See that as a rule, privacy vulnerability tends to increase as the number of epochs goes up. This is true across model variants as well as different attacker types.

Two layer models (with fewer convolutional layers) are generally more vulnerable than their three layer model counterparts.

Now let's see how model performance changes with respect to privacy risk.

Privacy vs Utility

privacy_metrics = (PrivacyMetric.AUC, PrivacyMetric.ATTACKER_ADVANTAGE)
utility_privacy_plot = privacy_report.plot_privacy_vs_accuracy(
    results, privacy_metrics=privacy_metrics)

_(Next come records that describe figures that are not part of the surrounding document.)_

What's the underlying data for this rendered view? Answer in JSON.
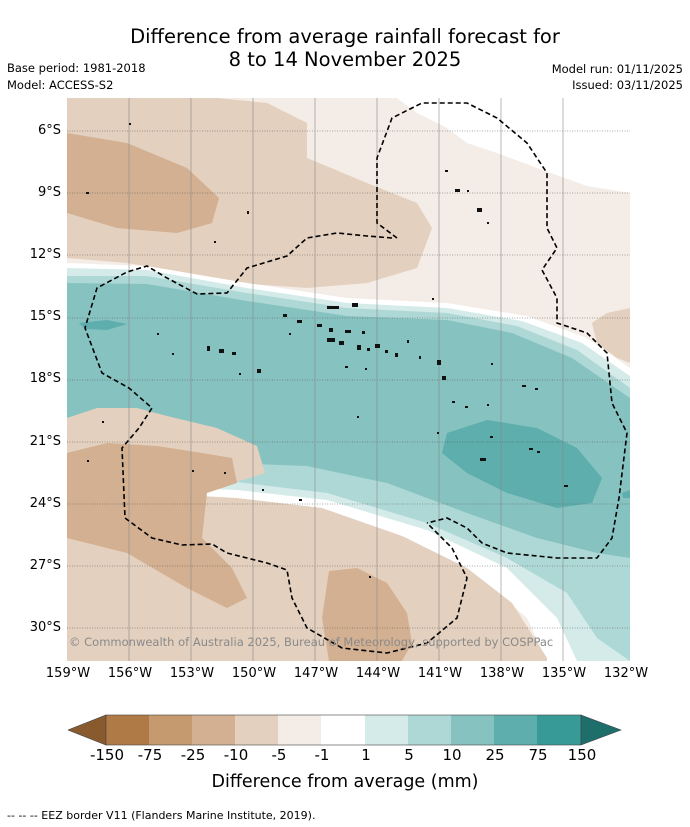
{
  "title": {
    "line1": "Difference from average rainfall forecast for",
    "line2": "8 to 14 November 2025"
  },
  "meta": {
    "base_period": "Base period: 1981-2018",
    "model": "Model: ACCESS-S2",
    "model_run": "Model run: 01/11/2025",
    "issued": "Issued: 03/11/2025"
  },
  "map": {
    "lat_labels": [
      "6°S",
      "9°S",
      "12°S",
      "15°S",
      "18°S",
      "21°S",
      "24°S",
      "27°S",
      "30°S"
    ],
    "lon_labels": [
      "159°W",
      "156°W",
      "153°W",
      "150°W",
      "147°W",
      "144°W",
      "141°W",
      "138°W",
      "135°W",
      "132°W"
    ],
    "copyright": "© Commonwealth of Australia 2025, Bureau of Meteorology, supported by COSPPac"
  },
  "colorbar": {
    "title": "Difference from average (mm)",
    "tick_labels": [
      "-150",
      "-75",
      "-25",
      "-10",
      "-5",
      "-1",
      "1",
      "5",
      "10",
      "25",
      "75",
      "150"
    ],
    "colors": {
      "lt150": "#8a5a2f",
      "n150": "#b07a46",
      "n75": "#c59a6e",
      "n25": "#d3b091",
      "n10": "#e3d0be",
      "n5": "#f4ece6",
      "n1": "#ffffff",
      "p1": "#d4ebea",
      "p5": "#aed8d6",
      "p10": "#86c2c0",
      "p25": "#5daeac",
      "p75": "#379a97",
      "gt150": "#1e6e6b"
    }
  },
  "legend": {
    "eez": "--  --  -- EEZ border V11 (Flanders Marine Institute, 2019)."
  }
}
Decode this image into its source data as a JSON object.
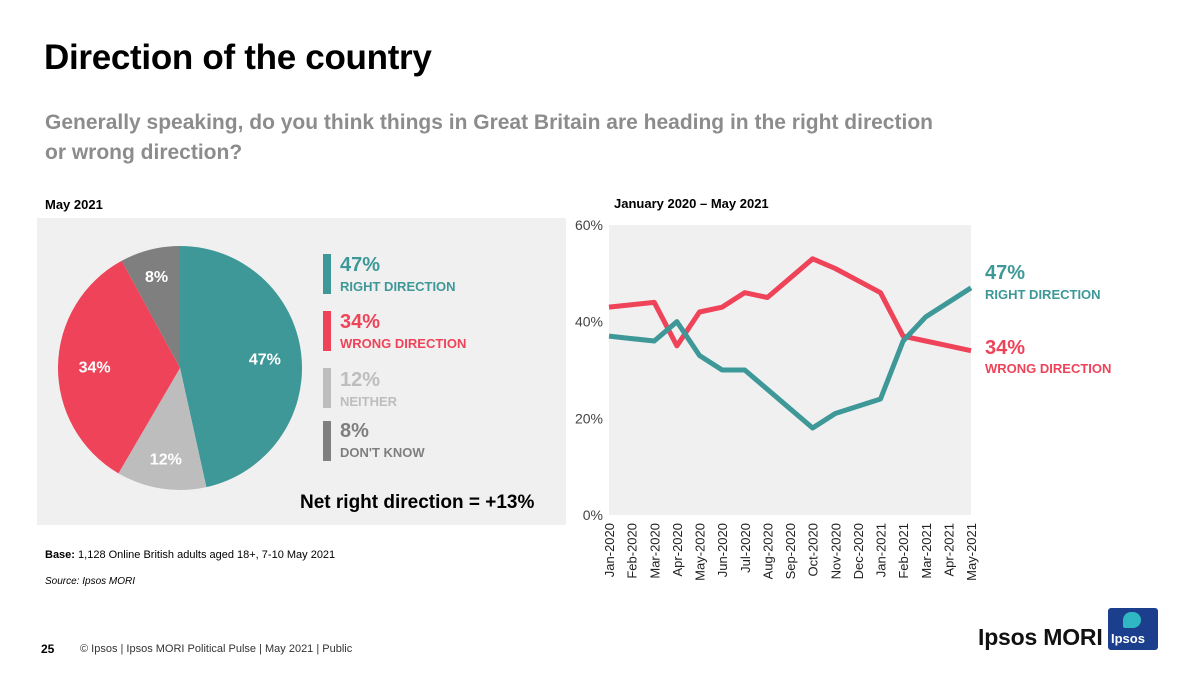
{
  "title": "Direction of the country",
  "question": "Generally speaking, do you think things in Great Britain are heading in the right direction or wrong direction?",
  "colors": {
    "right": "#3e9898",
    "wrong": "#ee4358",
    "neither": "#bdbdbd",
    "dontknow": "#7f7f7f",
    "panel": "#f0f0f0"
  },
  "pie_panel": {
    "heading": "May 2021",
    "net_text": "Net right direction = +13%",
    "legend": [
      {
        "pct": "47%",
        "label": "RIGHT DIRECTION",
        "color": "#3e9898"
      },
      {
        "pct": "34%",
        "label": "WRONG DIRECTION",
        "color": "#ee4358"
      },
      {
        "pct": "12%",
        "label": "NEITHER",
        "color": "#bdbdbd"
      },
      {
        "pct": "8%",
        "label": "DON'T KNOW",
        "color": "#7f7f7f"
      }
    ]
  },
  "line_panel": {
    "heading": "January 2020 – May 2021",
    "end_labels": {
      "right_pct": "47%",
      "right_label": "RIGHT DIRECTION",
      "wrong_pct": "34%",
      "wrong_label": "WRONG DIRECTION"
    }
  },
  "footnotes": {
    "base_bold": "Base:",
    "base_text": "1,128 Online British adults aged 18+, 7-10 May 2021",
    "source": "Source: Ipsos MORI"
  },
  "footer": {
    "page_number": "25",
    "text": "© Ipsos | Ipsos MORI Political Pulse | May 2021 | Public",
    "brand": "Ipsos MORI",
    "logo_text": "Ipsos"
  },
  "chart_data": [
    {
      "type": "pie",
      "title": "May 2021",
      "categories": [
        "Right direction",
        "Wrong direction",
        "Neither",
        "Don't know"
      ],
      "values": [
        47,
        34,
        12,
        8
      ],
      "data_labels": [
        "47%",
        "34%",
        "12%",
        "8%"
      ],
      "colors": [
        "#3e9898",
        "#ee4358",
        "#bdbdbd",
        "#7f7f7f"
      ]
    },
    {
      "type": "line",
      "title": "January 2020 – May 2021",
      "x": [
        "Jan-2020",
        "Feb-2020",
        "Mar-2020",
        "Apr-2020",
        "May-2020",
        "Jun-2020",
        "Jul-2020",
        "Aug-2020",
        "Sep-2020",
        "Oct-2020",
        "Nov-2020",
        "Dec-2020",
        "Jan-2021",
        "Feb-2021",
        "Mar-2021",
        "Apr-2021",
        "May-2021"
      ],
      "series": [
        {
          "name": "Right direction",
          "color": "#3e9898",
          "values": [
            37,
            36.5,
            36,
            40,
            33,
            30,
            30,
            26,
            22,
            18,
            21,
            22.5,
            24,
            36,
            41,
            44,
            47
          ]
        },
        {
          "name": "Wrong direction",
          "color": "#ee4358",
          "values": [
            43,
            43.5,
            44,
            35,
            42,
            43,
            46,
            45,
            49,
            53,
            51,
            48.5,
            46,
            37,
            36,
            35,
            34
          ]
        }
      ],
      "ylim": [
        0,
        60
      ],
      "yticks": [
        0,
        20,
        40,
        60
      ],
      "ytick_labels": [
        "0%",
        "20%",
        "40%",
        "60%"
      ],
      "grid": false,
      "xlabel": "",
      "ylabel": ""
    }
  ]
}
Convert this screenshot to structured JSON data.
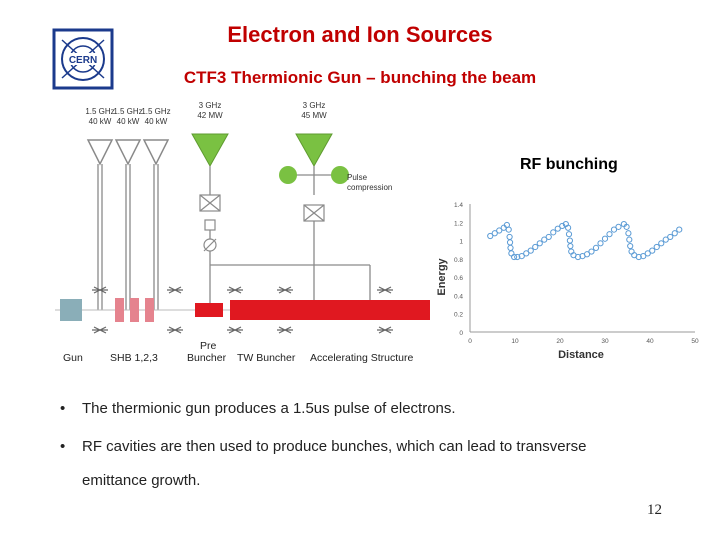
{
  "title": "Electron and Ion Sources",
  "subtitle": "CTF3 Thermionic Gun – bunching the beam",
  "logo_text": "CERN",
  "rf_label": "RF bunching",
  "diagram": {
    "klystrons": [
      {
        "freq": "1.5 GHz",
        "power": "40 kW"
      },
      {
        "freq": "1.5 GHz",
        "power": "40 kW"
      },
      {
        "freq": "1.5 GHz",
        "power": "40 kW"
      },
      {
        "freq": "3 GHz",
        "power": "42 MW"
      },
      {
        "freq": "3 GHz",
        "power": "45 MW"
      }
    ],
    "pulse_label_1": "Pulse",
    "pulse_label_2": "compression",
    "labels": {
      "gun": "Gun",
      "shb": "SHB 1,2,3",
      "pre": "Pre",
      "buncher": "Buncher",
      "tw": "TW Buncher",
      "acc": "Accelerating Structure"
    },
    "colors": {
      "green": "#7ac142",
      "red": "#e01820",
      "pink": "#e5838e",
      "gun": "#8aaeb8",
      "line": "#8a8a8a"
    }
  },
  "chart_data": {
    "type": "scatter",
    "xlabel": "Distance",
    "ylabel": "Energy",
    "xlim": [
      0,
      50
    ],
    "ylim": [
      0,
      1.4
    ],
    "xticks": [
      "0",
      "10",
      "20",
      "30",
      "40",
      "50"
    ],
    "yticks": [
      "0",
      "0.2",
      "0.4",
      "0.6",
      "0.8",
      "1",
      "1.2",
      "1.4"
    ],
    "grid": false,
    "points": [
      [
        4.5,
        1.05
      ],
      [
        5.5,
        1.08
      ],
      [
        6.5,
        1.11
      ],
      [
        7.5,
        1.14
      ],
      [
        8.2,
        1.17
      ],
      [
        8.6,
        1.12
      ],
      [
        8.8,
        1.04
      ],
      [
        8.9,
        0.98
      ],
      [
        9.0,
        0.92
      ],
      [
        9.2,
        0.86
      ],
      [
        9.8,
        0.82
      ],
      [
        10.5,
        0.82
      ],
      [
        11.5,
        0.83
      ],
      [
        12.5,
        0.86
      ],
      [
        13.5,
        0.89
      ],
      [
        14.5,
        0.93
      ],
      [
        15.5,
        0.97
      ],
      [
        16.5,
        1.01
      ],
      [
        17.5,
        1.04
      ],
      [
        18.5,
        1.09
      ],
      [
        19.5,
        1.13
      ],
      [
        20.5,
        1.16
      ],
      [
        21.3,
        1.18
      ],
      [
        21.8,
        1.14
      ],
      [
        22.0,
        1.07
      ],
      [
        22.2,
        1.0
      ],
      [
        22.3,
        0.94
      ],
      [
        22.5,
        0.88
      ],
      [
        23.0,
        0.84
      ],
      [
        24.0,
        0.82
      ],
      [
        25.0,
        0.83
      ],
      [
        26.0,
        0.85
      ],
      [
        27.0,
        0.88
      ],
      [
        28.0,
        0.92
      ],
      [
        29.0,
        0.97
      ],
      [
        30.0,
        1.02
      ],
      [
        31.0,
        1.07
      ],
      [
        32.0,
        1.12
      ],
      [
        33.0,
        1.15
      ],
      [
        34.2,
        1.18
      ],
      [
        34.8,
        1.15
      ],
      [
        35.2,
        1.08
      ],
      [
        35.4,
        1.01
      ],
      [
        35.6,
        0.94
      ],
      [
        35.9,
        0.88
      ],
      [
        36.5,
        0.84
      ],
      [
        37.5,
        0.82
      ],
      [
        38.5,
        0.83
      ],
      [
        39.5,
        0.86
      ],
      [
        40.5,
        0.89
      ],
      [
        41.5,
        0.93
      ],
      [
        42.5,
        0.97
      ],
      [
        43.5,
        1.01
      ],
      [
        44.5,
        1.04
      ],
      [
        45.5,
        1.08
      ],
      [
        46.5,
        1.12
      ]
    ]
  },
  "bullets": [
    {
      "mark": "•",
      "text": "The thermionic gun produces a 1.5us pulse of electrons."
    },
    {
      "mark": "•",
      "text": "RF cavities are then used to produce bunches, which can lead to transverse emittance growth."
    }
  ],
  "page_number": "12"
}
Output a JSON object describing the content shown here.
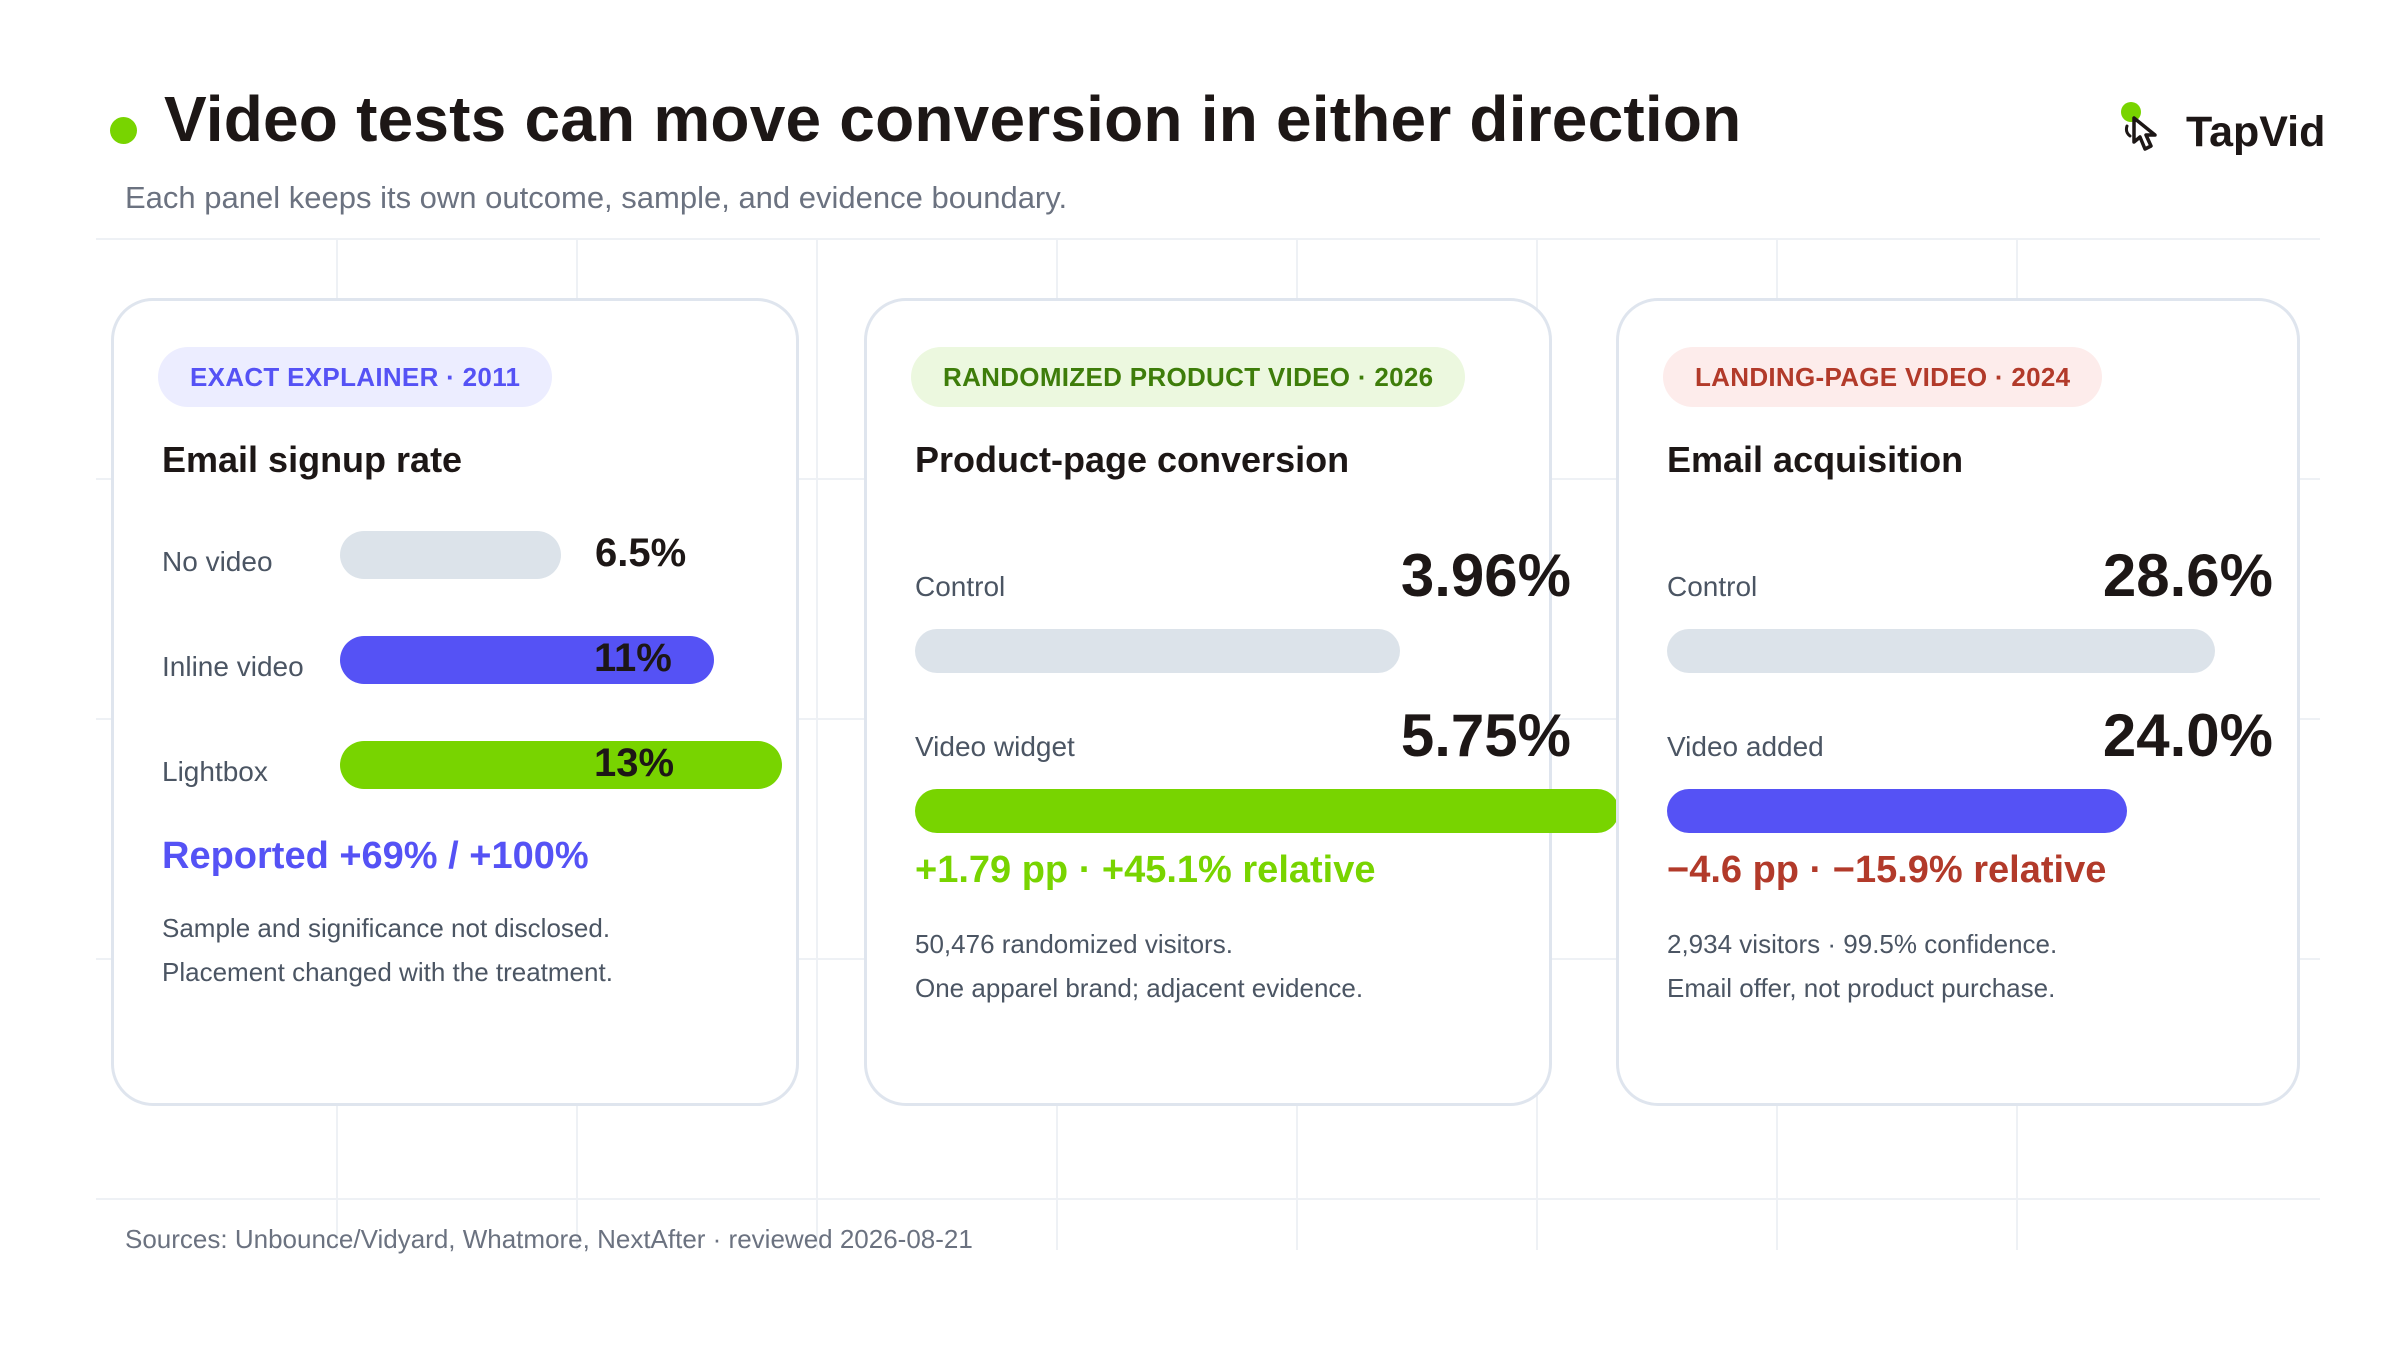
{
  "title": "Video tests can move conversion in either direction",
  "subtitle": "Each panel keeps its own outcome, sample, and evidence boundary.",
  "logo": {
    "text": "TapVid",
    "icon": "pointer-hand-icon"
  },
  "colors": {
    "accent_green": "#78d400",
    "accent_blue": "#5552f5",
    "accent_red": "#b23a2a",
    "neutral_bar": "#dce3ea",
    "dark_green": "#3e7d0a"
  },
  "footer": "Sources: Unbounce/Vidyard, Whatmore, NextAfter · reviewed 2026-08-21",
  "chart_data": [
    {
      "type": "bar",
      "tag": "EXACT EXPLAINER",
      "year": "2011",
      "title": "Email signup rate",
      "categories": [
        "No video",
        "Inline video",
        "Lightbox"
      ],
      "values": [
        6.5,
        11,
        13
      ],
      "value_labels": [
        "6.5%",
        "11%",
        "13%"
      ],
      "headline": "Reported +69% / +100%",
      "notes": [
        "Sample and significance not disclosed.",
        "Placement changed with the treatment."
      ]
    },
    {
      "type": "bar",
      "tag": "RANDOMIZED PRODUCT VIDEO",
      "year": "2026",
      "title": "Product-page conversion",
      "categories": [
        "Control",
        "Video widget"
      ],
      "values": [
        3.96,
        5.75
      ],
      "value_labels": [
        "3.96%",
        "5.75%"
      ],
      "headline": "+1.79 pp · +45.1% relative",
      "notes": [
        "50,476 randomized visitors.",
        "One apparel brand; adjacent evidence."
      ]
    },
    {
      "type": "bar",
      "tag": "LANDING-PAGE VIDEO",
      "year": "2024",
      "title": "Email acquisition",
      "categories": [
        "Control",
        "Video added"
      ],
      "values": [
        28.6,
        24.0
      ],
      "value_labels": [
        "28.6%",
        "24.0%"
      ],
      "headline": "−4.6 pp · −15.9% relative",
      "notes": [
        "2,934 visitors · 99.5% confidence.",
        "Email offer, not product purchase."
      ]
    }
  ]
}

for axis in utility_privacy_plot.axes:
  axis.set_xlabel('Validation accuracy')

png

Three layer models (perhaps due to too many parameters) only achieve a train accuracy of 0.85. The two layer models achieve roughly equal performance for that level of privacy risk but they continue to get better accuracy.

You can also see how the line for two layer models gets steeper. This means that additional marginal gains in train accuracy come at an expense of vast privacy vulnerabilities.

This is the end of the tutorial. Feel free to analyze your own results.